TN: Before I said “note-taking maniac,” but when I went to sort through some books so that I could get rid of them, I found a lot of notes that I’d totally forgotten—on the “Off Museum” exhibition, Nam June Paik’s solo exhibition, a public discussion with Rauschenberg, a performance by John Cage, and so on. There is a well-known photograph of Nam June Paik at his exhibition, but Yoko Ono and Genpei Akasegawa were also there; they were playing hanafuda, a Japanese card game. There is a photograph of Yoko Ono that was published in a catalog of the Nagoya City Art Museum’s Hi-Red Center exhibition; it shows her standing with a baby in her arm. I’d never seen this picture before. Through my notes, one can see the basic flow of the event in chronological order.
JQ: Going back for a minute, when you first went to the “Yomiuri Independent” you went with Yamaguchi Takaya.
What was your relationship to him?7
TN: He was a friend. We went to school together in Kurashiki, from kindergarten through high school.
JQ: Could I ask about the way that you arranged his memorial exhibition, which took place last year?
TN: Yamaguchi was a painter, and had three solo exhibitions in Tokyo. I thought it would be nice to do an exhibition in our hometown, and have our classmates come and see it.
JQ: How was it?
TN: Oh, it was good. I saw a lot of classmates I hadn’t seen in a long time. They chipped in a bit, too, so thankfully it didn’t end up in the red.
JQ: Finally, in 2016, we showed reprints of some of your photographs in the “Roppongi Crossing” exhibition. You said to us: “My attachment to the scrapbooks has grown weak”—and then gave us the scrapbook we used to realize this project. Did the exhibition provoke some kind of change in you?
TN: Not so much my attachment to the scrapbooks, but my attachment to things… A while before that, I gave all of my art books and materials to a museum… I still feel that I can’t fully let go of the scrapbooks. Once this project is over, you should give it back to me. (laughter)
Notes
1 The Yomiuri Newspaper organized a series of annual exhibitions from 1948 to 1963 under the title “Yomiuri Independent.” The fundamental rule of this exhibition was that anyone who paid a fee could participate. The exhibition rules became a significant issue. The Tokyo Metropolitan Art Museum, which provided space for the exhibition, enacted “Standards for Showing Exhibits,” stating that it would refuse works that it deemed unpleasant.
Participating artists reacted against these rules, becoming anti-social and self-destructive.
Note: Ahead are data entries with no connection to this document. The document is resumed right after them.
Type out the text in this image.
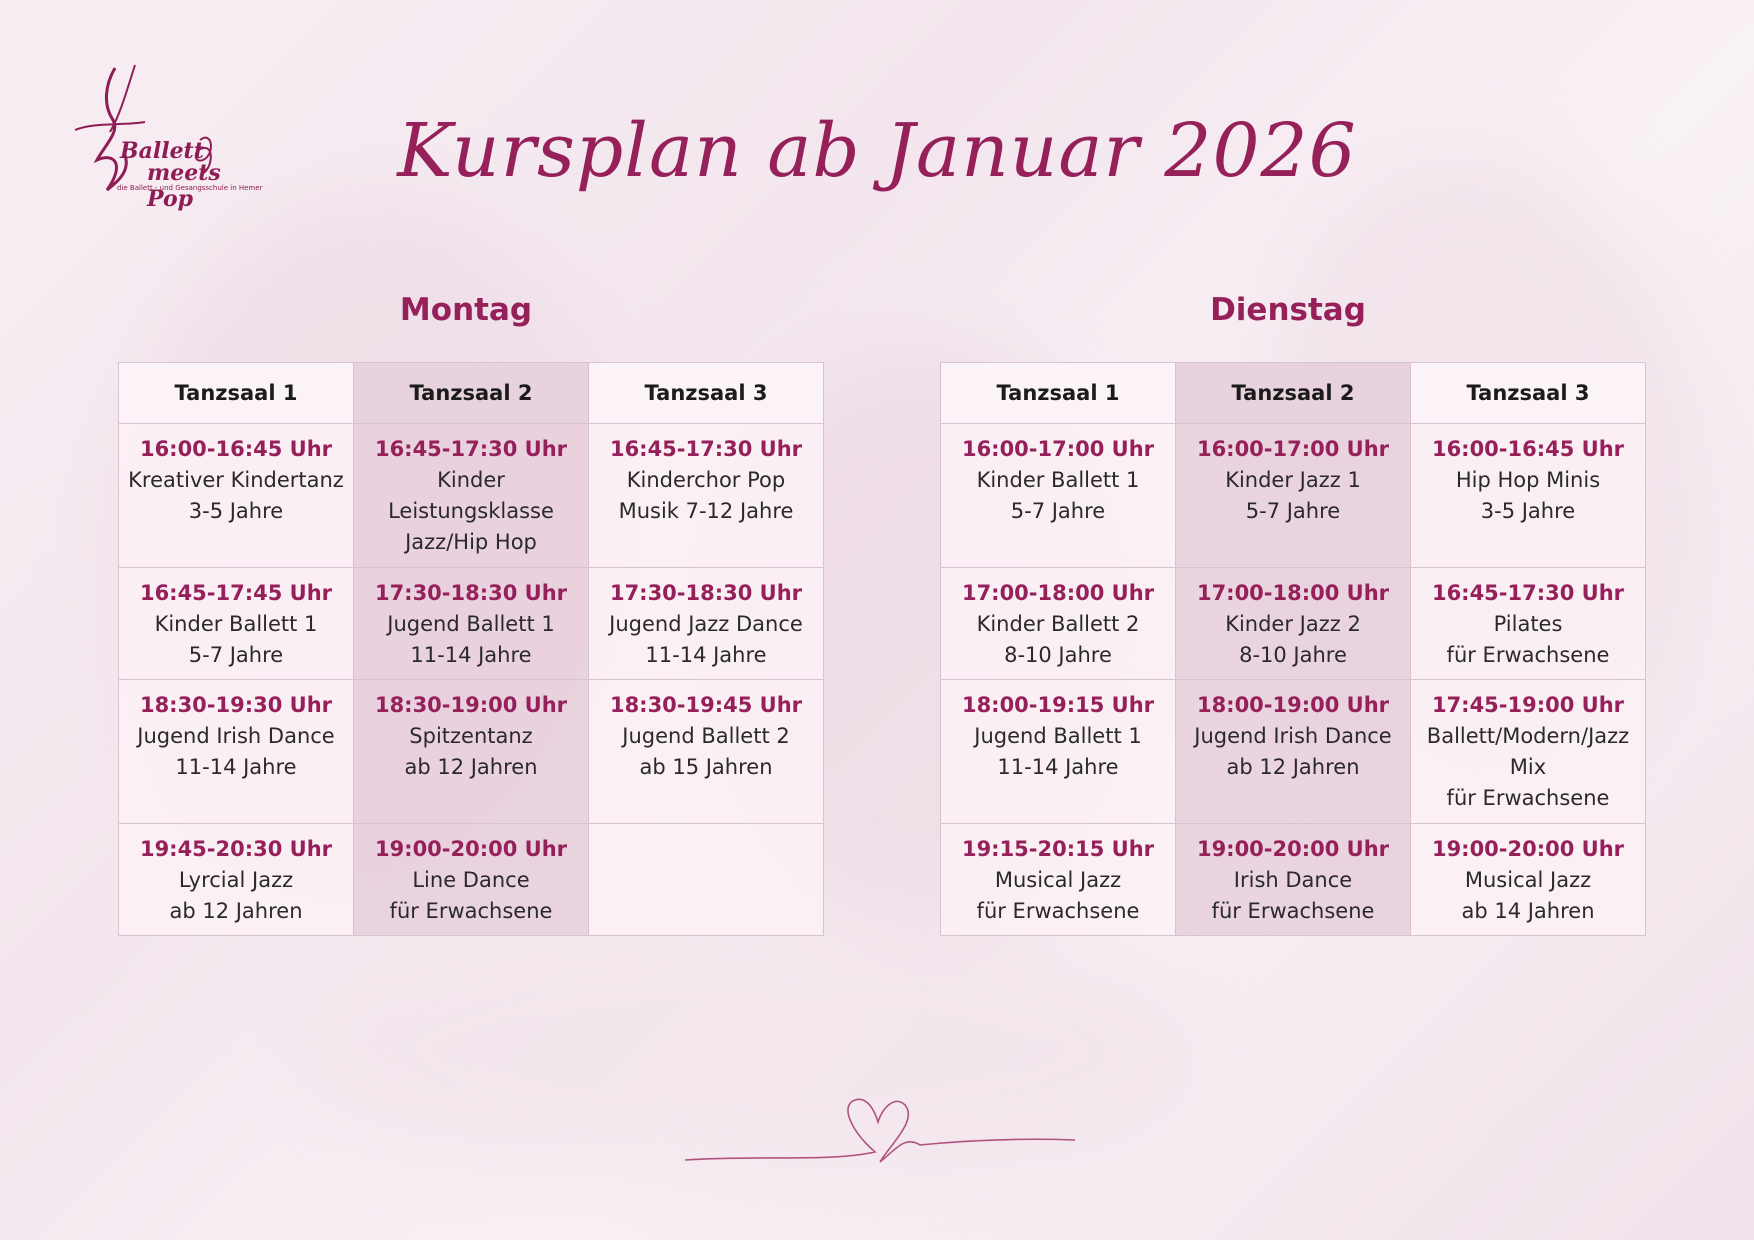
Ballett
meets Pop
die Ballett - und Gesangsschule in Hemer	Kursplan ab Januar 2026
Montag
Tanzsaal 1	Tanzsaal 2	Tanzsaal 3

16:00-16:45 Uhr
Kreativer Kindertanz
3-5 Jahre	16:45-17:30 Uhr
Kinder
Leistungsklasse
Jazz/Hip Hop	16:45-17:30 Uhr
Kinderchor Pop
Musik 7-12 Jahre

16:45-17:45 Uhr
Kinder Ballett 1
5-7 Jahre	17:30-18:30 Uhr
Jugend Ballett 1
11-14 Jahre	17:30-18:30 Uhr
Jugend Jazz Dance
11-14 Jahre

18:30-19:30 Uhr
Jugend Irish Dance
11-14 Jahre	18:30-19:00 Uhr
Spitzentanz
ab 12 Jahren	18:30-19:45 Uhr
Jugend Ballett 2
ab 15 Jahren

19:45-20:30 Uhr
Lyrcial Jazz
ab 12 Jahren	19:00-20:00 Uhr
Line Dance
für Erwachsene	

Dienstag
Tanzsaal 1	Tanzsaal 2	Tanzsaal 3

16:00-17:00 Uhr
Kinder Ballett 1
5-7 Jahre	16:00-17:00 Uhr
Kinder Jazz 1
5-7 Jahre	16:00-16:45 Uhr
Hip Hop Minis
3-5 Jahre

17:00-18:00 Uhr
Kinder Ballett 2
8-10 Jahre	17:00-18:00 Uhr
Kinder Jazz 2
8-10 Jahre	16:45-17:30 Uhr
Pilates
für Erwachsene

18:00-19:15 Uhr
Jugend Ballett 1
11-14 Jahre	18:00-19:00 Uhr
Jugend Irish Dance
ab 12 Jahren	17:45-19:00 Uhr
Ballett/Modern/Jazz
Mix
für Erwachsene

19:15-20:15 Uhr
Musical Jazz
für Erwachsene	19:00-20:00 Uhr
Irish Dance
für Erwachsene	19:00-20:00 Uhr
Musical Jazz
ab 14 Jahren
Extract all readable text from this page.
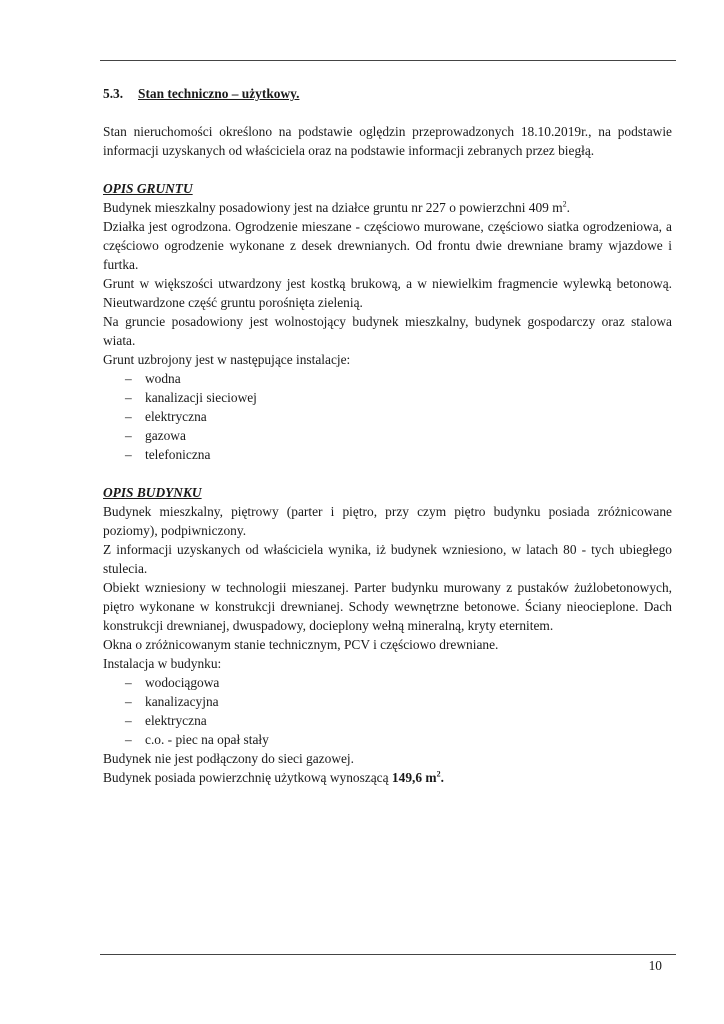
5.3.	Stan techniczno – użytkowy.

Stan nieruchomości określono na podstawie oględzin przeprowadzonych 18.10.2019r., na podstawie informacji uzyskanych od właściciela oraz na podstawie informacji zebranych przez biegłą.

OPIS GRUNTU

Budynek mieszkalny posadowiony jest na działce gruntu nr 227 o powierzchni 409 $m^2$.

Działka jest ogrodzona. Ogrodzenie mieszane - częściowo murowane, częściowo siatka ogrodzeniowa, a częściowo ogrodzenie wykonane z desek drewnianych. Od frontu dwie drewniane bramy wjazdowe i furtka.

Grunt w większości utwardzony jest kostką brukową, a w niewielkim fragmencie wylewką betonową. Nieutwardzone część gruntu porośnięta zielenią.

Na gruncie posadowiony jest wolnostojący budynek mieszkalny, budynek gospodarczy oraz stalowa wiata.

Grunt uzbrojony jest w następujące instalacje:

– wodna
– kanalizacji sieciowej
– elektryczna
– gazowa
– telefoniczna

OPIS BUDYNKU

Budynek mieszkalny, piętrowy (parter i piętro, przy czym piętro budynku posiada zróżnicowane poziomy), podpiwniczony.

Z informacji uzyskanych od właściciela wynika, iż budynek wzniesiono, w latach 80 - tych ubiegłego stulecia.

Obiekt wzniesiony w technologii mieszanej. Parter budynku murowany z pustaków żużlobetonowych, piętro wykonane w konstrukcji drewnianej. Schody wewnętrzne betonowe. Ściany nieocieplone. Dach konstrukcji drewnianej, dwuspadowy, docieplony wełną mineralną, kryty eternitem.

Okna o zróżnicowanym stanie technicznym, PCV i częściowo drewniane.

Instalacja w budynku:

– wodociągowa
– kanalizacyjna
– elektryczna
– c.o. - piec na opał stały

Budynek nie jest podłączony do sieci gazowej.

Budynek posiada powierzchnię użytkową wynoszącą 149,6 $m^2$.

10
At a certain point, they hatched a plot to blow up the museum.
2 A group show consisting of 50 artists that was organized by Ushio Shinohara at Tsubaki Kindai Gallery in Shinjuku.
3 A city in Okayama prefecture, 700 kilometers from Tokyo.
4 A major art magazine, still in publication today.
5 Women’s university in Saitama Prefecture, just outside of Tokyo.
6 A publishing company whose name means, literally: “Arts Publishing Company.”
7 The publisher of the magazine Bijutsu Techo.
8 The photograph of Nishiyama and Yamaguchi looking at a happening at the 1963 “Yomiuri Independent” appears on the first page of Jay Chung and Q Takeki Maeda’s scrapbook. The photo is from Masao Shirakawa’s Dada in Japan 1920–1970, Tokyo 1987.